In a statement emailed to Gizmodo, MSG Entertainment defended its practices and said it maintains a “straightforward policy that precludes attorneys pursuing active litigation against the Company from attending events at our venues.”


“While we understand this policy is disappointing to some, we cannot ignore the fact that litigation creates an inherently adverse environment,” MSG added. “All impacted attorneys were notified of the policy, including Davis, Saperstein and Salomon, which was notified twice,” a spokesperson for MSG Entertainment said in a statement.

When asked about its facial policies MSG said the biometric identified is just one of several tools it used in its facilities.


“We have always made it clear to our guests and to the public that we use facial recognition as one of our tools to provide a safe and secure environment and we will continue to use it to protect against the entry of individuals who we have prohibited from entering our venues.”

While abusive uses of facial recognition by police and federal agencies has gained the lion’s share of attention in recent years, Conlon’s case points to a parallel growing trend of private companies implementing those same systems, often with little meaningful oversight. Surveillance Technology Oversight Project Executive Director Albert Fox Cahn said he wasn’t aware of other cases where companies used facial recognition to retaliate against opponents but warned there’s really nothing stopping the same thing from occurring in the future under current laws.


“These technologies are ripe for abuse, and it’s long past time that New York City outlaw facial recognition,” Fox Cahn said. “Giving companies, the wealthy, and the government the ability to track nearly anyone at any time is a recipe for disaster. No one should fear that they’ll be banned from public life simply because they fight for their client’s rights in court.”
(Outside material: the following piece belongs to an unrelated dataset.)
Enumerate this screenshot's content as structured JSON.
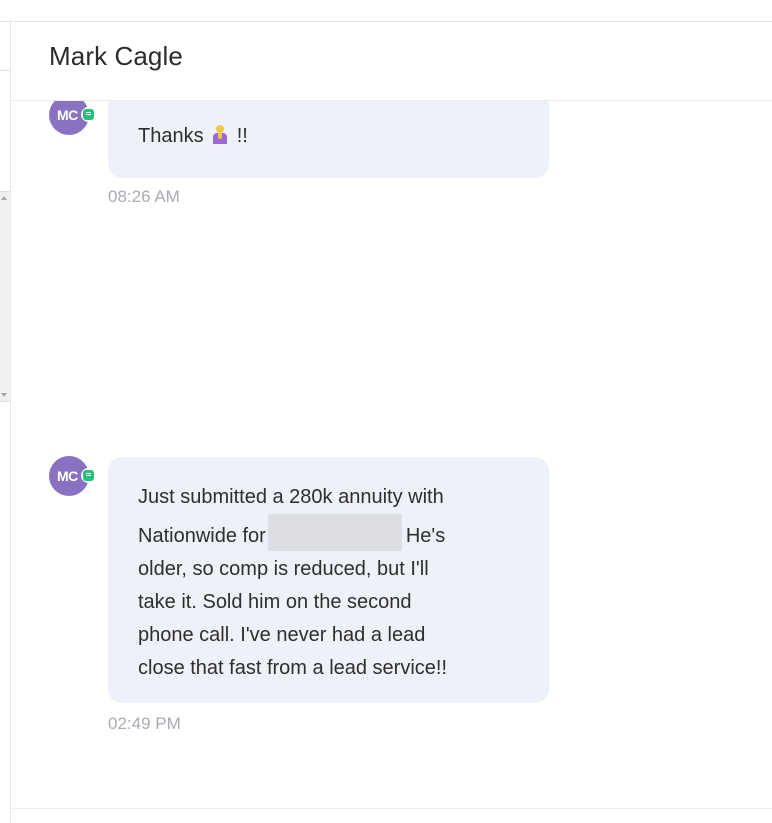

Though New York has, at least technically, tightened restrictions on facial recognition’s use in some areas like schools and made incremental transparency efforts, it nonetheless stopped short of implementing the types of city-wide bans seen in places like Oakland and Boston. Even those cities, however, do little to stop private business from implementing the tech and using it against those they see fit.


“I’m terrified of a world where every corporation can retaliate against whistleblowers and even those leaving bad reviews by banning them going forward,” Fox Cahn said.

And that world seems to be coming. Surveillance firms previously interested in working with law enforcement adapt their technology to serve the private sector. Clearview AI, one of the world’s most notorious facial recognition companies, recently announced its intention to pivot to selling its one-to-one “Clearview Consent” facial match system to schools, banks, and other private firms. Those types of environments allow surveillance firms the opportunity to stay afloat in the security business while distancing themselves from police and other law enforcement groups who’ve burned public trust in recent years. At the same time, firms like MSG risk welcoming a similar wave of consumer trust by essentially monitoring their every move.


“Radio City is on Santa’s surveillance naughty list,” Fox Cahn said. “Mass surveillance isn’t exactly in the holiday spirit.”

Update 12/21/22 1:43 P.M.: Added statement from MSG Entertainment.